I met the most beautiful black cockapoo at the beach yesterday (sadly didn't have my camera...) He was 4 years old, a rescue originally from Essex. Had apparently been through 5 homes before the lady got him last year - she said the reason that he had been given up was because he was destructive in the house, but she said she reckons that he just wasn't being exercised or given time to use his brain enoughtm because she hasn't had any problems with him - that said she was retired and obviusly enjoyed walking!
He was a beautiful tall leggy chap who reminded me very much of lovely leggy Lola, no curls, but whispy top to his head, hairy ears and lovely furnishings on his legs and tails. I'd have taken him home onthe spot if the lady had said she didn't want him!!
I think that Honey looks gorgeous - I love the variation in coat types!


----------



## jaspersdad (Aug 15, 2012)

Thanks everyone thats good to know its not a problem i was just wondering.


----------



## Smallears (Oct 28, 2012)

I always say to my friend who also has a cockapoo that I'm not sure about muttley being a proper cockapoo but as he grows his coat is changing slightly but have now idea what it's going to be like when his adult coat comes thru. Does anyone think he needs a cut??


----------



## Jedicrazy (Apr 26, 2011)

mairi1 said:


> Ah Roo is looking gorgeous... I think you're gonna have another thick coat there Clare??!!
> 
> Just as well you're an expert in the grooming dept  ... We need some Obi pics please
> 
> xxx


lol Mairi, i wouldn't call myself a grooming expert! Sadly, I had my first grooming disaster with Obi last week. I cut him the shortest I've ever gone and I absolutely hate it. It's just not him. Fortunately with this weather I can cover it up with an Equafleece and on practical note it is so much easier and no tangles. I will however be letting it grow again .


----------



## RuthMill (Jun 30, 2012)

Mutley is gorgeous! Keep it long if you can manage it!


----------



## DB1 (Jan 20, 2012)

Smallears said:


> I always say to my friend who also has a cockapoo that I'm not sure about muttley being a proper cockapoo but as he grows his coat is changing slightly but have now idea what it's going to be like when his adult coat comes thru. Does anyone think he needs a cut??

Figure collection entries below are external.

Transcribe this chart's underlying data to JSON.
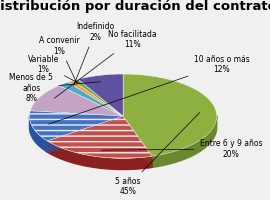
{
  "title": "Distribución por duración del contrato",
  "labels": [
    "5 años",
    "Entre 6 y 9 años",
    "10 años o más",
    "No facilitada",
    "Indefinido",
    "A convenir",
    "Variable",
    "Menos de 5\naños"
  ],
  "values": [
    45,
    20,
    12,
    11,
    2,
    1,
    1,
    8
  ],
  "colors": [
    "#8DB040",
    "#C0504D",
    "#4472C4",
    "#C4A3C4",
    "#4BACC6",
    "#F79646",
    "#70AD47",
    "#6050A0"
  ],
  "dark_colors": [
    "#6A8830",
    "#8B2020",
    "#2A52A0",
    "#A080A0",
    "#2A8090",
    "#C06010",
    "#507830",
    "#403080"
  ],
  "startangle": 90,
  "title_fontsize": 9.5,
  "yscale": 0.45,
  "depth": 0.12,
  "label_fontsize": 5.5
}
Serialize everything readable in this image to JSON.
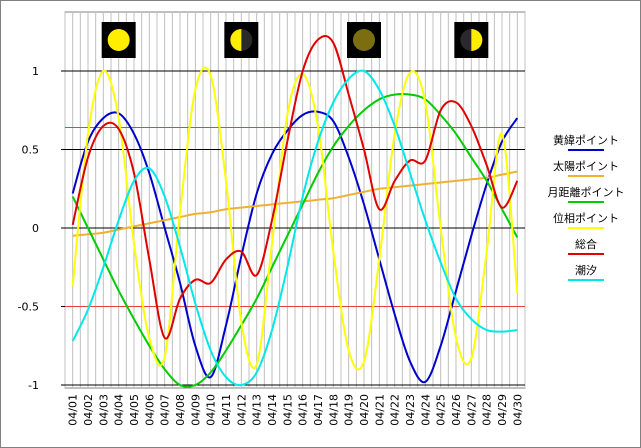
{
  "chart_data": {
    "type": "line",
    "x": [
      "04/01",
      "04/02",
      "04/03",
      "04/04",
      "04/05",
      "04/06",
      "04/07",
      "04/08",
      "04/09",
      "04/10",
      "04/11",
      "04/12",
      "04/13",
      "04/14",
      "04/15",
      "04/16",
      "04/17",
      "04/18",
      "04/19",
      "04/20",
      "04/21",
      "04/22",
      "04/23",
      "04/24",
      "04/25",
      "04/26",
      "04/27",
      "04/28",
      "04/29",
      "04/30"
    ],
    "ylim": [
      -1.0,
      1.3
    ],
    "yticks": [
      1,
      0.5,
      0,
      -0.5,
      -1
    ],
    "ytick_labels": [
      "1",
      "0.5",
      "0",
      "-0.5",
      "-1"
    ],
    "grid": true,
    "legend_position": "right",
    "reference_lines": [
      {
        "value": 0.64,
        "color": "#e84040"
      },
      {
        "value": -0.5,
        "color": "#e84040"
      }
    ],
    "moon_phases": [
      {
        "date": "04/04",
        "phase": "full",
        "icon": "full-moon-icon"
      },
      {
        "date": "04/12",
        "phase": "last-quarter",
        "icon": "last-quarter-moon-icon"
      },
      {
        "date": "04/20",
        "phase": "new",
        "icon": "new-moon-icon"
      },
      {
        "date": "04/27",
        "phase": "first-quarter",
        "icon": "first-quarter-moon-icon"
      }
    ],
    "series": [
      {
        "name": "黄緯ポイント",
        "color": "#0000cc",
        "values": [
          0.22,
          0.55,
          0.7,
          0.73,
          0.6,
          0.35,
          0.0,
          -0.35,
          -0.75,
          -0.95,
          -0.62,
          -0.18,
          0.22,
          0.47,
          0.62,
          0.72,
          0.74,
          0.68,
          0.45,
          0.15,
          -0.2,
          -0.55,
          -0.85,
          -0.98,
          -0.75,
          -0.4,
          -0.05,
          0.28,
          0.55,
          0.7
        ]
      },
      {
        "name": "太陽ポイント",
        "color": "#f0b030",
        "values": [
          -0.05,
          -0.04,
          -0.03,
          -0.01,
          0.01,
          0.03,
          0.05,
          0.07,
          0.09,
          0.1,
          0.12,
          0.13,
          0.14,
          0.15,
          0.16,
          0.17,
          0.18,
          0.19,
          0.21,
          0.23,
          0.25,
          0.26,
          0.27,
          0.28,
          0.29,
          0.3,
          0.31,
          0.32,
          0.34,
          0.36
        ]
      },
      {
        "name": "月距離ポイント",
        "color": "#00cc00",
        "values": [
          0.2,
          0.0,
          -0.2,
          -0.4,
          -0.58,
          -0.75,
          -0.9,
          -1.0,
          -1.0,
          -0.92,
          -0.78,
          -0.62,
          -0.45,
          -0.25,
          -0.05,
          0.15,
          0.35,
          0.52,
          0.65,
          0.75,
          0.82,
          0.85,
          0.85,
          0.82,
          0.72,
          0.6,
          0.45,
          0.3,
          0.12,
          -0.06
        ]
      },
      {
        "name": "位相ポイント",
        "color": "#ffff00",
        "values": [
          -0.37,
          0.6,
          1.0,
          0.7,
          -0.1,
          -0.7,
          -0.82,
          0.1,
          0.88,
          0.97,
          0.3,
          -0.6,
          -0.87,
          -0.1,
          0.72,
          0.98,
          0.65,
          -0.15,
          -0.78,
          -0.85,
          -0.2,
          0.6,
          0.99,
          0.8,
          0.0,
          -0.7,
          -0.83,
          -0.15,
          0.6,
          -0.42
        ]
      },
      {
        "name": "総合",
        "color": "#e00000",
        "values": [
          0.02,
          0.45,
          0.65,
          0.63,
          0.35,
          -0.2,
          -0.7,
          -0.45,
          -0.33,
          -0.35,
          -0.2,
          -0.15,
          -0.3,
          0.05,
          0.55,
          1.0,
          1.2,
          1.18,
          0.85,
          0.5,
          0.12,
          0.3,
          0.43,
          0.43,
          0.75,
          0.8,
          0.65,
          0.4,
          0.13,
          0.3
        ]
      },
      {
        "name": "潮汐",
        "color": "#00e8e8",
        "values": [
          -0.72,
          -0.52,
          -0.25,
          0.05,
          0.3,
          0.38,
          0.2,
          -0.12,
          -0.48,
          -0.78,
          -0.95,
          -1.0,
          -0.92,
          -0.65,
          -0.25,
          0.2,
          0.55,
          0.8,
          0.95,
          1.0,
          0.88,
          0.65,
          0.35,
          0.05,
          -0.22,
          -0.45,
          -0.58,
          -0.65,
          -0.66,
          -0.65
        ]
      }
    ]
  }
}
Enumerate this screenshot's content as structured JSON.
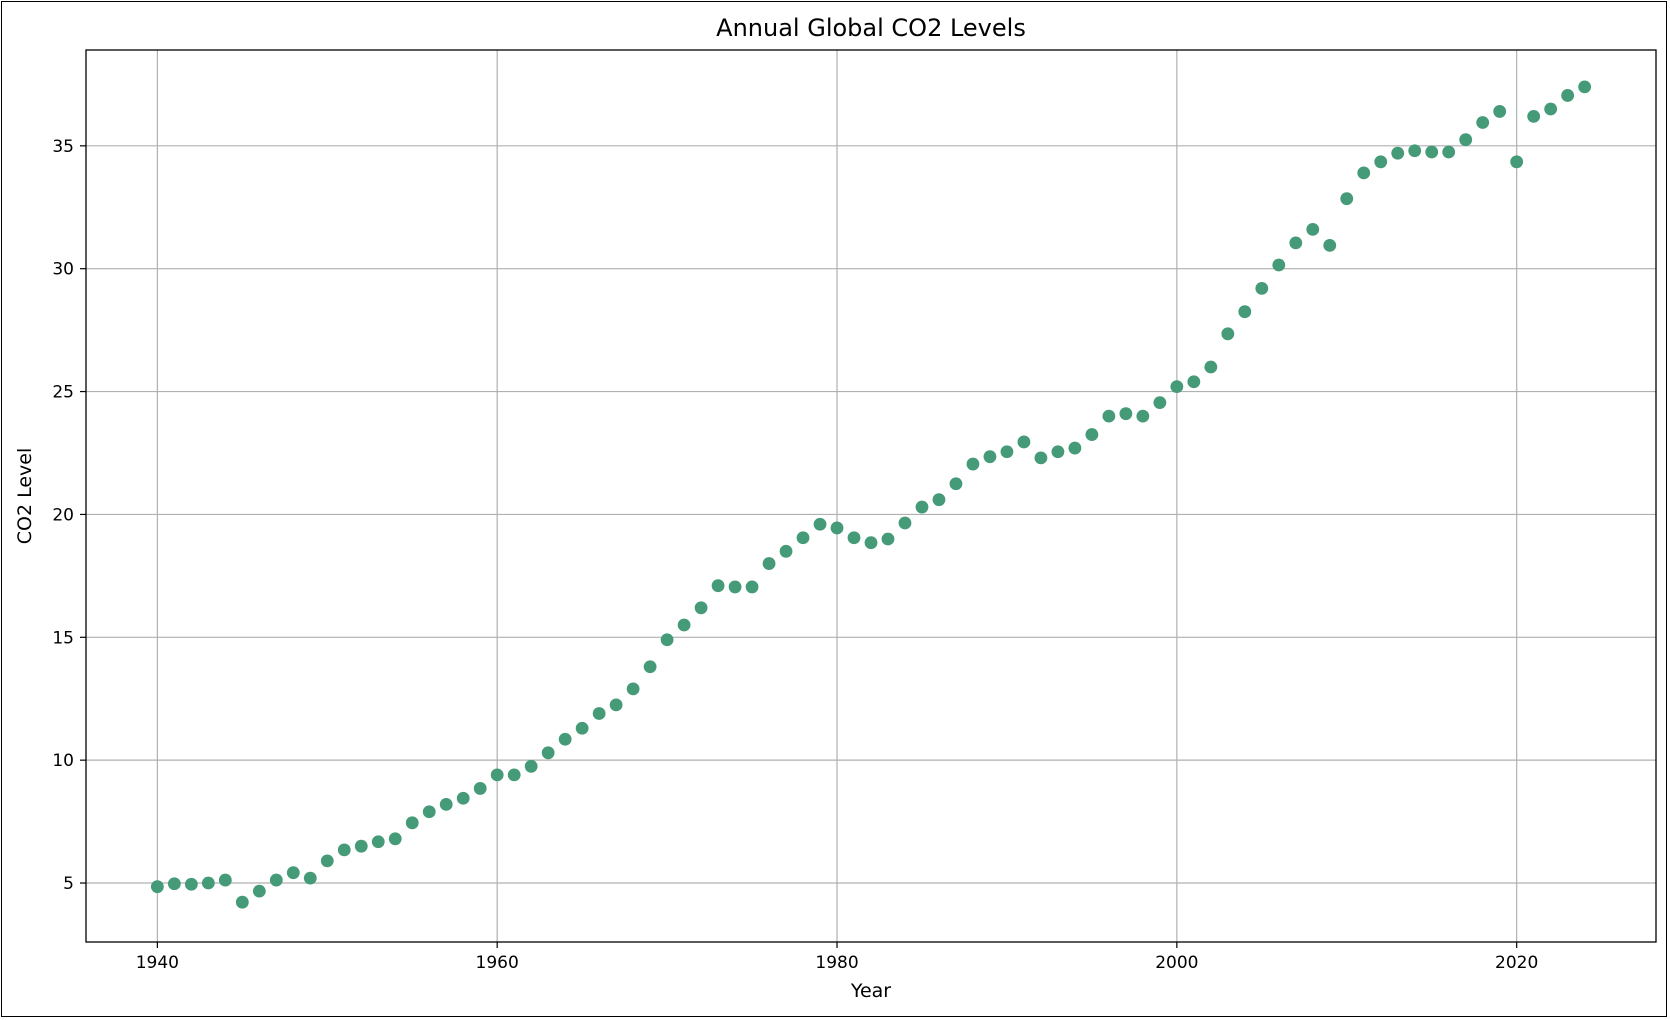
{
  "chart_data": {
    "type": "scatter",
    "title": "Annual Global CO2 Levels",
    "xlabel": "Year",
    "ylabel": "CO2 Level",
    "xlim": [
      1935.8,
      2028.2
    ],
    "ylim": [
      2.6,
      38.9
    ],
    "xticks": [
      1940,
      1960,
      1980,
      2000,
      2020
    ],
    "yticks": [
      5,
      10,
      15,
      20,
      25,
      30,
      35
    ],
    "grid": true,
    "marker_color": "#459a78",
    "series": [
      {
        "x": [
          1940,
          1941,
          1942,
          1943,
          1944,
          1945,
          1946,
          1947,
          1948,
          1949,
          1950,
          1951,
          1952,
          1953,
          1954,
          1955,
          1956,
          1957,
          1958,
          1959,
          1960,
          1961,
          1962,
          1963,
          1964,
          1965,
          1966,
          1967,
          1968,
          1969,
          1970,
          1971,
          1972,
          1973,
          1974,
          1975,
          1976,
          1977,
          1978,
          1979,
          1980,
          1981,
          1982,
          1983,
          1984,
          1985,
          1986,
          1987,
          1988,
          1989,
          1990,
          1991,
          1992,
          1993,
          1994,
          1995,
          1996,
          1997,
          1998,
          1999,
          2000,
          2001,
          2002,
          2003,
          2004,
          2005,
          2006,
          2007,
          2008,
          2009,
          2010,
          2011,
          2012,
          2013,
          2014,
          2015,
          2016,
          2017,
          2018,
          2019,
          2020,
          2021,
          2022,
          2023,
          2024
        ],
        "y": [
          4.85,
          4.97,
          4.95,
          5.0,
          5.12,
          4.22,
          4.67,
          5.12,
          5.42,
          5.2,
          5.9,
          6.35,
          6.5,
          6.68,
          6.8,
          7.45,
          7.9,
          8.2,
          8.45,
          8.85,
          9.4,
          9.4,
          9.75,
          10.3,
          10.85,
          11.3,
          11.9,
          12.25,
          12.9,
          13.8,
          14.9,
          15.5,
          16.2,
          17.1,
          17.05,
          17.05,
          18.0,
          18.5,
          19.05,
          19.6,
          19.45,
          19.05,
          18.85,
          19.0,
          19.65,
          20.3,
          20.6,
          21.25,
          22.05,
          22.35,
          22.55,
          22.95,
          22.3,
          22.55,
          22.7,
          23.25,
          24.0,
          24.1,
          24.0,
          24.55,
          25.2,
          25.4,
          26.0,
          27.35,
          28.25,
          29.2,
          30.15,
          31.05,
          31.6,
          30.95,
          32.85,
          33.9,
          34.35,
          34.7,
          34.8,
          34.75,
          34.75,
          35.25,
          35.95,
          36.4,
          34.35,
          36.2,
          36.5,
          37.05,
          37.4
        ]
      }
    ]
  }
}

Muttley's coat is gorgeous and looks exactly the same as my Dudley's was - his is getting thicker and a bit more curl by the day, I've managed to keep his coat long so far, just trim around eyes and feet - but boy does he take a long time to dry after a wet walk!


----------



## Janev1000 (Oct 4, 2011)

Mutley's coat looks fab and my favourite type of coat - thick and wavy. I'm sure he'll develop curl when he's older but I love wavy and it's very attractive when left long. It's the perfect mix of both the cocker and the poo! x


----------



## sugerlump (Oct 6, 2012)

i had ginger gromed , and i think i like her better long ,but it is so muich easer to keep clean and mat free ....Lumpy


----------



## dmgalley (Aug 19, 2012)

Jake needs a trim. He does not matt (yet) but it takes longer and longer to comb out and he is not a fan. He is also getting snipped on 12/14 and they will shave his leg and belly. I figure I might as well give it up now.


----------



## Marzi (Sep 17, 2012)

Jake is such a sweet boy - if you clip him how white will he end up? Isn't it just the tips of the hairs in his coat that are brown/black?


----------



## RuthMill (Jun 30, 2012)

Lovely cuddly jake.


----------



## mairi1 (Mar 12, 2012)

dmgalley said:


> Jake needs a trim. He does not matt (yet) but it takes longer and longer to comb out and he is not a fan. He is also getting snipped on 12/14 and they will shave his leg and belly. I figure I might as well give it up now.


Oh the lovely Jake .
He looks quite big in the photo... getting a little concerned that the Equafleece won't fit him??!!! 
No sign of it yet Donna? 
xxx


----------



## dmgalley (Aug 19, 2012)

The black will go and the brown will stay. Makes me sad. 
Not yet mairi he is growing like a weed.


----------



## Debbie & Crunchie (Oct 16, 2012)

Crunchie was very much like Honey  by the way she is beautiful. I took her for a good cut about 6 weeks ago and the lady took all her puppy wispy puppy fluff off and now she is a mixture of wavy and curly, so I am guessing as I get more of her puppy fluff cut off the curlier she will get


----------